515F BODY, PERSON AND CULTURAL THEORY (2 or 4 hrs)
Professor Brenda Farnell Office: 209E Davenport Hall; PH: 244-9226
bfarnell@uiuc.edu
During the past twenty-five years there has been a virtual explosion of interdisciplinary literature on ‘the body’. The immediate theoretical background to this interest lies in a tension between Freudian theory and Merleau-Ponty’s existential phenomenology. Foucault, Bourdieu and Giddens are three social theorists who have attempted to respond to this tension. Growing out of this, in anthropology, Jackson, Csordas and Desjarlais draw upon Merleau-Ponty’s experiential body, whereas Williams, Farnell and Varela offer an integrative approach that unites experience and agency.

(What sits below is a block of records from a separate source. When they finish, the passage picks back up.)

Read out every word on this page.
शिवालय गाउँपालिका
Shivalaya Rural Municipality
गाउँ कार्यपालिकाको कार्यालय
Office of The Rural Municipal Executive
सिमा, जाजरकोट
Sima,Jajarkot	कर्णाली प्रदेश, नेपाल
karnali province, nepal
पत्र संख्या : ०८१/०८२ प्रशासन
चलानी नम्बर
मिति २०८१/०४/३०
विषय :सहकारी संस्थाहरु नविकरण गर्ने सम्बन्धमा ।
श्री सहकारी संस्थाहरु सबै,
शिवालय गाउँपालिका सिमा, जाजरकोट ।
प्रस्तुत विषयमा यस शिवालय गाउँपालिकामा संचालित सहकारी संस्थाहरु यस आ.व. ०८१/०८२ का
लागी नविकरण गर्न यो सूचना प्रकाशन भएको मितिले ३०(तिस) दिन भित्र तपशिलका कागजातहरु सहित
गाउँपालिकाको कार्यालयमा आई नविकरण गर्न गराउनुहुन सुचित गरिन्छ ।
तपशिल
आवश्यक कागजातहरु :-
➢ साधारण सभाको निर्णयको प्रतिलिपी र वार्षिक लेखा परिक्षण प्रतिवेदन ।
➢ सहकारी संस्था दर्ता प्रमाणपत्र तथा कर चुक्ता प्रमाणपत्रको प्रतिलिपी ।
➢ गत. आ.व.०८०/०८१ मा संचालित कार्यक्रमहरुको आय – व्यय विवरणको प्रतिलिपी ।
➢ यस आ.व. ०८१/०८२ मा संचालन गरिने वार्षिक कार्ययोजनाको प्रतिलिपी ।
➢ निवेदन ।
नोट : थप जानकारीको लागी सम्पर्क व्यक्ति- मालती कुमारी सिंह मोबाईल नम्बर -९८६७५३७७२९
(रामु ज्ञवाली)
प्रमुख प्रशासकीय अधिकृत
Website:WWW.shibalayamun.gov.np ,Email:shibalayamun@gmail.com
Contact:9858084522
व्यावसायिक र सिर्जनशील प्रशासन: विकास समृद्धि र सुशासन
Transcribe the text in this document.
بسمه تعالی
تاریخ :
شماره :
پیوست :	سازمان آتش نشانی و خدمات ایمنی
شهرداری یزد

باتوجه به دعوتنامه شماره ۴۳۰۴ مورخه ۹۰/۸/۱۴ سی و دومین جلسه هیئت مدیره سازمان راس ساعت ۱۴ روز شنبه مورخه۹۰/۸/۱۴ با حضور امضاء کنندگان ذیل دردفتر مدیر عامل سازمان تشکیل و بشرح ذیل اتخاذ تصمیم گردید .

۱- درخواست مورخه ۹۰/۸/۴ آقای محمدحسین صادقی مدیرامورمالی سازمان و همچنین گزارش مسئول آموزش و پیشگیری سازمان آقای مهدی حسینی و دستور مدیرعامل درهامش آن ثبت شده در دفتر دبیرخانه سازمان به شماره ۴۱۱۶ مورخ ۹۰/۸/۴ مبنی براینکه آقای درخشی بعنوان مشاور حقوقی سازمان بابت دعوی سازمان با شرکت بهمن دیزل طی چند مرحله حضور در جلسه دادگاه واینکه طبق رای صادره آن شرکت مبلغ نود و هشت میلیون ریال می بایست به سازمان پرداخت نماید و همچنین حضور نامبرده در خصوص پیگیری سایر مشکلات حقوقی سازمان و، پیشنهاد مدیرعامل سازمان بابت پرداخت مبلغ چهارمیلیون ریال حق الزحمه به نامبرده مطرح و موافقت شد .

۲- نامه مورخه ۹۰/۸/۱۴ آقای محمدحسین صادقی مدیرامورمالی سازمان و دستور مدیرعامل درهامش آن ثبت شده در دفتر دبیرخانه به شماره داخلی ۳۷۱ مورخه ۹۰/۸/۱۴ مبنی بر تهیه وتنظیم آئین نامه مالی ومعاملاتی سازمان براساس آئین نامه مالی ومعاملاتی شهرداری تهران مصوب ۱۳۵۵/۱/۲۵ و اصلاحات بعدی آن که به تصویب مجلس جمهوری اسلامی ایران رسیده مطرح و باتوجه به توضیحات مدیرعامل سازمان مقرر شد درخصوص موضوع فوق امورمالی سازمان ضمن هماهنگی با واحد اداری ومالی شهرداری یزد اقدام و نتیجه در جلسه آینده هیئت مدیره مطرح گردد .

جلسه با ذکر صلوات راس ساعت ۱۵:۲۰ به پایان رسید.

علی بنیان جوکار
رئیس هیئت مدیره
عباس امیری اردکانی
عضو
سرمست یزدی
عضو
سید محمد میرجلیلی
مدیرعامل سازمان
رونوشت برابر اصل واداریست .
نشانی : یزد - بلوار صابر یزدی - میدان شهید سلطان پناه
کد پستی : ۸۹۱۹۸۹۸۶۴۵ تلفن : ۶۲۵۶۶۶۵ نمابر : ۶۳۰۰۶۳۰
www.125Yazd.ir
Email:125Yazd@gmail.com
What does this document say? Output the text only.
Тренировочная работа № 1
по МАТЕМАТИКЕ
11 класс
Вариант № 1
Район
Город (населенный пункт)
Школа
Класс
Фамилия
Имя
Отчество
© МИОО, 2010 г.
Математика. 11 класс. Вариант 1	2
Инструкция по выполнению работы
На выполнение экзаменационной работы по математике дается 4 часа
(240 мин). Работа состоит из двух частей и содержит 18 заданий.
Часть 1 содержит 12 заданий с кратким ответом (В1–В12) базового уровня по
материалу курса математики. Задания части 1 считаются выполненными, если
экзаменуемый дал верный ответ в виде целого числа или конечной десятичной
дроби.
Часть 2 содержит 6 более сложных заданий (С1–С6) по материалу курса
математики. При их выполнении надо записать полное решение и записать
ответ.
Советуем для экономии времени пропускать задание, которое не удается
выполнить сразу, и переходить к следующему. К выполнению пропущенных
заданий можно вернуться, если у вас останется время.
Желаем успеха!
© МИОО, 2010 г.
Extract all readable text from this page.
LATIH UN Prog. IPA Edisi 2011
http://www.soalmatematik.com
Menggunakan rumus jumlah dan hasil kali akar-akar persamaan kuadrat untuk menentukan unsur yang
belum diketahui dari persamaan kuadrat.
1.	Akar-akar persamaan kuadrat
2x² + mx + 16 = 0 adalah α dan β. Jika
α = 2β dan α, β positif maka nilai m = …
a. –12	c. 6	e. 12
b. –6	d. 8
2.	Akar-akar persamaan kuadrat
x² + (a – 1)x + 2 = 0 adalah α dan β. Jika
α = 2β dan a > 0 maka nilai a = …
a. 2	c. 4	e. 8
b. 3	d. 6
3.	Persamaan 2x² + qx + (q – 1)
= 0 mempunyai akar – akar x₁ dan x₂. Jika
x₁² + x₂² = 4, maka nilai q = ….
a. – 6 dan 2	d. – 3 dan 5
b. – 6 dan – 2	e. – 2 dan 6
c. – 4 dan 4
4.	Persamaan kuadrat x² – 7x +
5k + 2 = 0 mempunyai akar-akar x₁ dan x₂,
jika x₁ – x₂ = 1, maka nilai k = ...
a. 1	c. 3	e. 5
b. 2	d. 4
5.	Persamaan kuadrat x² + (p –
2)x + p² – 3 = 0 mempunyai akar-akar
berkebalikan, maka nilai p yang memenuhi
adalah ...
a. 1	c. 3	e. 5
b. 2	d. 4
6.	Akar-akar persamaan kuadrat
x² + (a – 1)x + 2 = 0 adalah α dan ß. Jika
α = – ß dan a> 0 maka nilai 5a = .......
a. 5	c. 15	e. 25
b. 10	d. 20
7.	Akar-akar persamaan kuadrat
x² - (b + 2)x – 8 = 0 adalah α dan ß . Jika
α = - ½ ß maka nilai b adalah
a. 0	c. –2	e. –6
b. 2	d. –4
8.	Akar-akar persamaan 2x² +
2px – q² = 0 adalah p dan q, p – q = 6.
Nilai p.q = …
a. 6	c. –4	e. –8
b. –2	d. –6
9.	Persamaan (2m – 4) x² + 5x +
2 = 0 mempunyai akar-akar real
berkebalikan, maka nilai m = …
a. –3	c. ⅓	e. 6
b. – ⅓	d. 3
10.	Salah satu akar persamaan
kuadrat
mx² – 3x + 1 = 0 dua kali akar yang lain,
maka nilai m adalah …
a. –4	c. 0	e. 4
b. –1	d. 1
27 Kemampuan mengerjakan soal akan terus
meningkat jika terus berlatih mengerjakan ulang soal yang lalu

In contrast, contributions from literary/cultural studies by Lacan, Kristeva and Butler draw inspiration from the Freudian tradition. In this course, we will examine anthropological contributions to, and critiques of, these approaches to the problem of ‘embodiment.’ Why has attention to ‘the body’ emerged so recently? Why is ‘the body’ a theoretical problem for anthropology and ethnographic research? We will develop a critical, historically and theoretically informed understanding of these various contributions, identifying approaches to “the body” and “personhood” which meet the requirements of anthropological theorizing for cross-cultural and comparative adequacy. Students will be encouraged to apply theoretical resources explored in the course to their own research interests.